European Medicines Agency recommends restricted use of nimesulide-containing medicinal products
Finalising a review of the liver safety of systemic formulations of medicines containing nimesulide, the European Medicines Agency (EMEA) has concluded that the benefits of these medicines outweigh their risks, but that there is a need to limit the duration of use and to restrict their use to ensure that the risk of patients developing liver problems is kept to a minimum.
Medicines containing nimesulide in systemic formulations are authorised in a number of European Union (EU) Member States to treat acute pain, and the symptoms of painful osteoarthritis and primary dysmenorrhoea (period pains).
The marketing authorisations for nimesulide-containing medicines were suspended by the Irish competent authority in Ireland on 15 May 2007, because of reports of serious side effects affecting the liver. After the Irish authority had notified the EMEA about the suspension, the Committee for Medicinal Products for Human Use (CHMP) started an assessment of the hepatic safety of these medicines in June 2007 to reach a conclusion on whether the regulatory actions taken by Ireland should be implemented throughout the EU.
Having considered all of the available evidence, the CHMP concluded that the data did not support a suspension of all marketing authorisations in Europe. However, it also concluded that there was a need for the marketing authorisations to be changed, with the information provided to doctors and patients to be amended to limit the risk of liver injury.
The CHMP therefore recommended that treatment with nimesulide should be limited to a maximum of 15 days and that consequently all packs containing more than 30 doses (tablets or sachets) should be removed from the market. Doctors are advised to base their decision to prescribe nimesulide on an assessment of the individual patient's overall risks.
A European Commission Decision on this opinion will be issued in due course. The Decision will apply in all Member States.
- Systemic formulations' are types of medicine that are given as a treatment throughout the body, such as tablets, solutions and suppositories.

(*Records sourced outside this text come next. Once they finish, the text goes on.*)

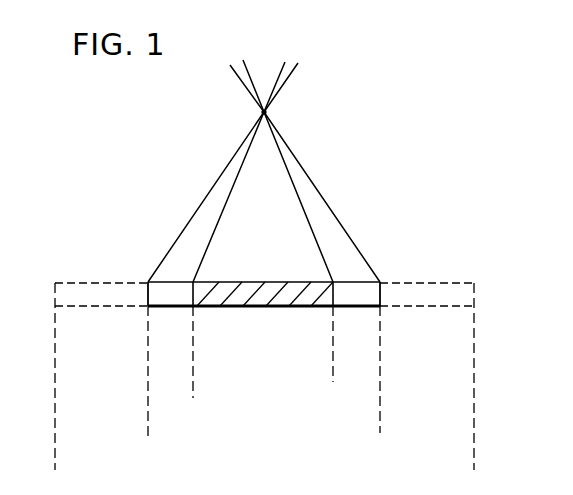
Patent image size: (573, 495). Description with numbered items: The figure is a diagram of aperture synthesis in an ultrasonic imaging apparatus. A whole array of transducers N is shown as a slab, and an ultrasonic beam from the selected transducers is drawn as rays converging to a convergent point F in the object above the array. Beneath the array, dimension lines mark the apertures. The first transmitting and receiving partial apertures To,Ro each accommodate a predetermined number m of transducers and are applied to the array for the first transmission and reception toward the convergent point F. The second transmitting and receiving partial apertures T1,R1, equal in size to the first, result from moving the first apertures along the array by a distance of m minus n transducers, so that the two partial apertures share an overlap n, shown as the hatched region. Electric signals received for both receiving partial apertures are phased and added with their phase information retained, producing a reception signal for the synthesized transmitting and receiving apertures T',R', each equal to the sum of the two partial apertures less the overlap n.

The convergent point F is at (268, 112).
The overlap between partial apertures n is at (333, 341).
The first transmitting and receiving partial apertures To,Ro is at (333, 363).
The second transmitting and receiving partial apertures T1,R1 is at (380, 392).
The synthesized transmitting and receiving apertures T',R' is at (264, 428).
The array of transducers N is at (474, 457).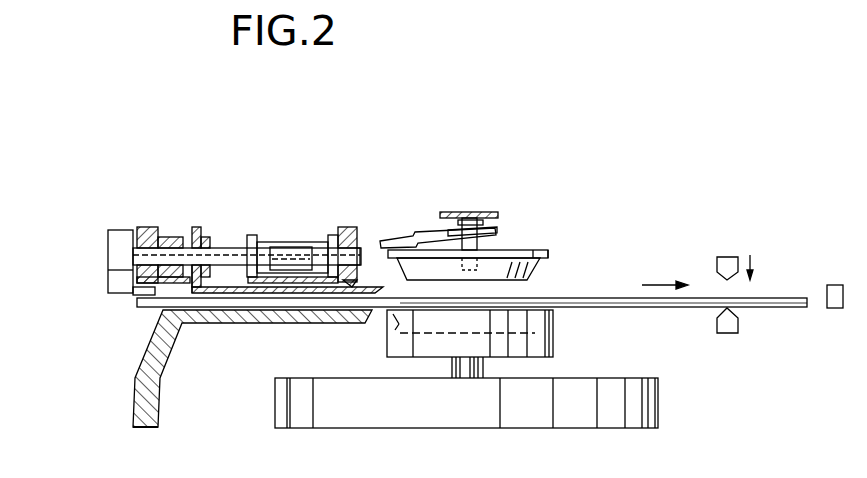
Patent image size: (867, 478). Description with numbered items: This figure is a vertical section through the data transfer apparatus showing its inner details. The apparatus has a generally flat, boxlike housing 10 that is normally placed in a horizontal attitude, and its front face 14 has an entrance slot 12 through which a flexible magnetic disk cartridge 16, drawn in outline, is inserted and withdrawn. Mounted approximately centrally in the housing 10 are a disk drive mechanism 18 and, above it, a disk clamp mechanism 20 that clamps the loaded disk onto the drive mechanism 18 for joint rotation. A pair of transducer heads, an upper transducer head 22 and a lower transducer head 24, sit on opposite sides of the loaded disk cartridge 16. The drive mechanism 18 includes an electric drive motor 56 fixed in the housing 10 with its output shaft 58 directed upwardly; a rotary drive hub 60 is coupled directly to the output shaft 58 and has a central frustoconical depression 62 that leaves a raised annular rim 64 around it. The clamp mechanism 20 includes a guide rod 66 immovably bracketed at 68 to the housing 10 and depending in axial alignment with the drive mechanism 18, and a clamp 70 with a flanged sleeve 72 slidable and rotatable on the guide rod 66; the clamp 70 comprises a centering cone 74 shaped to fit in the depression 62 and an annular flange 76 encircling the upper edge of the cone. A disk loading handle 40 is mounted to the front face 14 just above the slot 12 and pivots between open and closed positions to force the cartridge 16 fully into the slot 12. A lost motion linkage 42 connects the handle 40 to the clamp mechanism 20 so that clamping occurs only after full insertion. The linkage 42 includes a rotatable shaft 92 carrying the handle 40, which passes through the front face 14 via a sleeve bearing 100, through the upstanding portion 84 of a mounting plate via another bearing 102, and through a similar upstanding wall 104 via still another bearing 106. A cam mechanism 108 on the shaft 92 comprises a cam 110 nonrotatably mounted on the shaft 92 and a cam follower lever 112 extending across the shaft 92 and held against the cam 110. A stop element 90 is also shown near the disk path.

- The review of nimesulide was the first procedure initiated under Article 107 of the Community code relating to medicinal products for human use (Directive 2001/83/EC). This type of procedure is initiated in cases where a Member State withdraws, suspends or changes the marketing authorisation of a nationally authorised medicinal product as result of the evaluation of safety data. It provides for a harmonised European approach because the CHMP is asked to prepare an opinion on whether or not the regulatory actions should be implemented throughout the European Union.

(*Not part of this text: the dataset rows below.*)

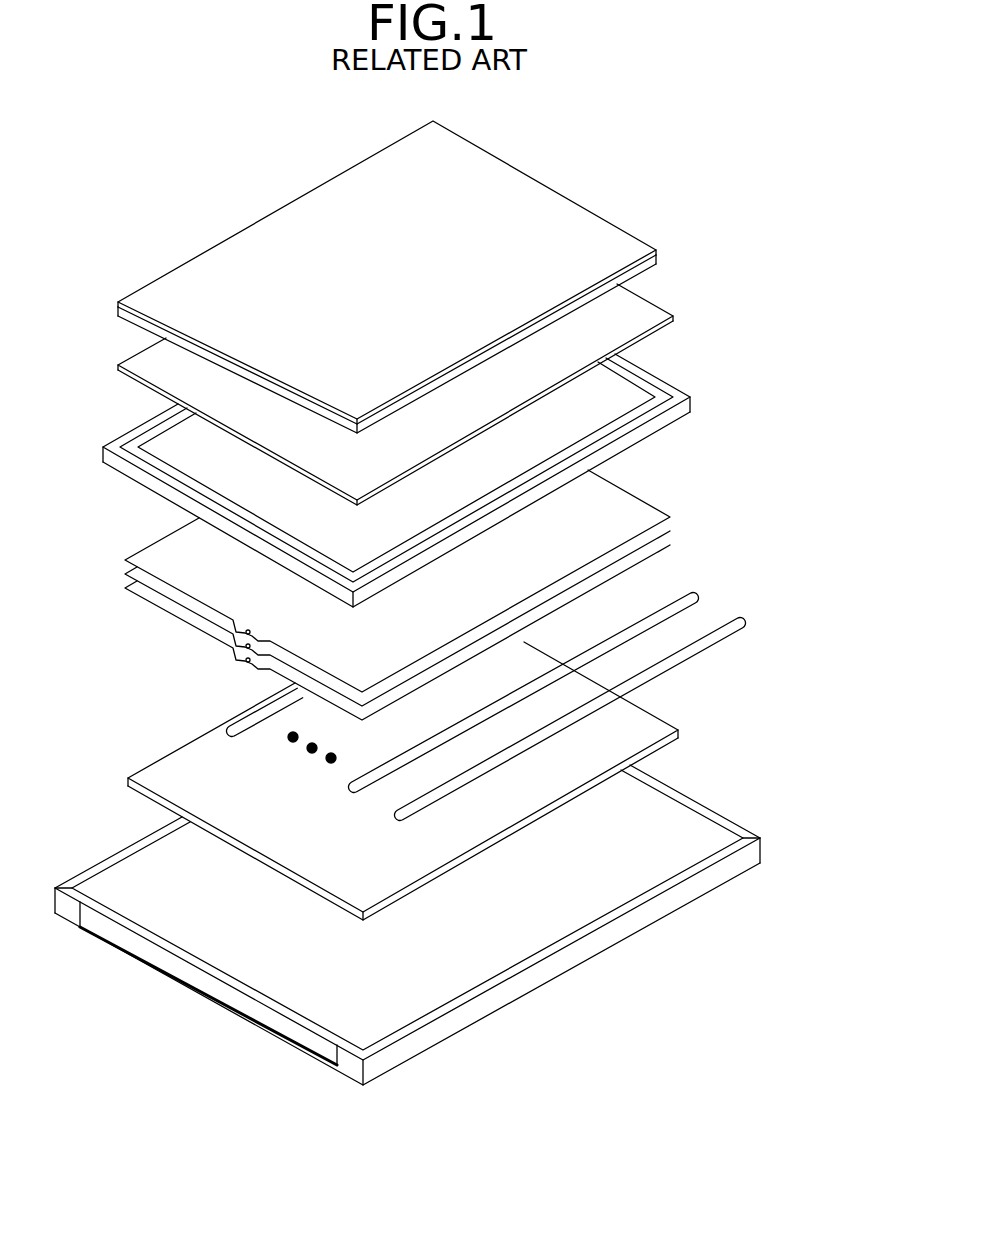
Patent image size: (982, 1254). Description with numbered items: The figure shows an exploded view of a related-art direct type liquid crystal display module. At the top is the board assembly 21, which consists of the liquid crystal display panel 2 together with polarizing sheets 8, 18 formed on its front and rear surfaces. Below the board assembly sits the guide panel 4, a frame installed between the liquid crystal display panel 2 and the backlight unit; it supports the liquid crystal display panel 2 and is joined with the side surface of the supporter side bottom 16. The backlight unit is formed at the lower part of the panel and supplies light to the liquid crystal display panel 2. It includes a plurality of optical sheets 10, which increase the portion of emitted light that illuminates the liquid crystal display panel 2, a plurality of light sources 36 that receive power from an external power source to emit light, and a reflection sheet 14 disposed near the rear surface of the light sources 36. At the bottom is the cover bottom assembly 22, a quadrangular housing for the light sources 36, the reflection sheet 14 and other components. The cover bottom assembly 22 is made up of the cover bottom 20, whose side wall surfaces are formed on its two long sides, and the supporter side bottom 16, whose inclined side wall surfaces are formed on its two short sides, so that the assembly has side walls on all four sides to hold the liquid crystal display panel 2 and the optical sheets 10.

The liquid crystal display panel 2 is at (658, 256).
The guide panel 4 is at (690, 415).
The polarizing sheet 8 is at (433, 394).
The optical sheets 10 is at (678, 505).
The reflection sheet 14 is at (678, 735).
The supporter side bottom 16 is at (732, 818).
The polarizing sheet 18 is at (632, 243).
The cover bottom 20 is at (422, 961).
The board assembly 21 is at (463, 313).
The cover bottom assembly 22 is at (466, 925).
The light sources 36 is at (745, 622).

- Nimesulide is a non-selective non-steroidal anti-inflammatory drug (NSAID). It is marketed in the following EU Member States: Austria, Belgium, Bulgaria, the Czech Republic, Cyprus, France, Greece, Hungary, Italy, Latvia, Lithuania, Malta, Poland, Portugal, Romania, Slovakia and Slovenia.

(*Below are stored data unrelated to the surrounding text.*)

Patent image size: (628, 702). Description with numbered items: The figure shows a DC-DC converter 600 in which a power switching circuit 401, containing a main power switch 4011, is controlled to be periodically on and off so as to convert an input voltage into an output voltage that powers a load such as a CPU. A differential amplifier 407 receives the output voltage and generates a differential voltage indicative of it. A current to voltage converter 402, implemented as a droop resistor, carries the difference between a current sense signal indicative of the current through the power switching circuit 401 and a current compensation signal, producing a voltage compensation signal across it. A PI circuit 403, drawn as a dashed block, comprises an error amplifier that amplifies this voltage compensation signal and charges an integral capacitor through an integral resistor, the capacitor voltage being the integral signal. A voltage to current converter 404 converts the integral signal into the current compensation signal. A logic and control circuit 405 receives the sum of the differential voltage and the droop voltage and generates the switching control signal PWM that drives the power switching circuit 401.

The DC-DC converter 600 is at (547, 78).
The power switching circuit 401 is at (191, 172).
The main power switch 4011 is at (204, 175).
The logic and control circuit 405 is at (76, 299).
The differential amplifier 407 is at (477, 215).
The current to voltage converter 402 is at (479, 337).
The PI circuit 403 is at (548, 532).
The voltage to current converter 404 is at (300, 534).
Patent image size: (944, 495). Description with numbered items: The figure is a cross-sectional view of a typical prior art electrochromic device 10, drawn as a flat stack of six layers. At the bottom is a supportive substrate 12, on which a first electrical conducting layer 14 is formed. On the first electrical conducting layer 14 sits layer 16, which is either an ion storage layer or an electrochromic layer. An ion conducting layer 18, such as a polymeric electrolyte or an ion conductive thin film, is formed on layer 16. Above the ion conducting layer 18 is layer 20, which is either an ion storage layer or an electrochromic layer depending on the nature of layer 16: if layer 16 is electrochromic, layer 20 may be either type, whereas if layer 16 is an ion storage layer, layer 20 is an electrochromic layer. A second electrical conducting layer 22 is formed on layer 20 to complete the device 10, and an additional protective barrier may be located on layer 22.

- Nimesulide was reviewed previously by the CHMP because of concerns over the effects of the medicine on the liver. This review, which was concluded in December 2003, resulted in the CHMP recommending a number of restrictions, including limiting the maximum daily dose to 100 mg twice a day for a short a duration as possible, limiting its use to the treatment of acute pain, osteoarthritis ad dysmenorrhoea, contra-indicating its use in patients with liver problems, and the inclusion of warnings on the risk of serious liver reactions.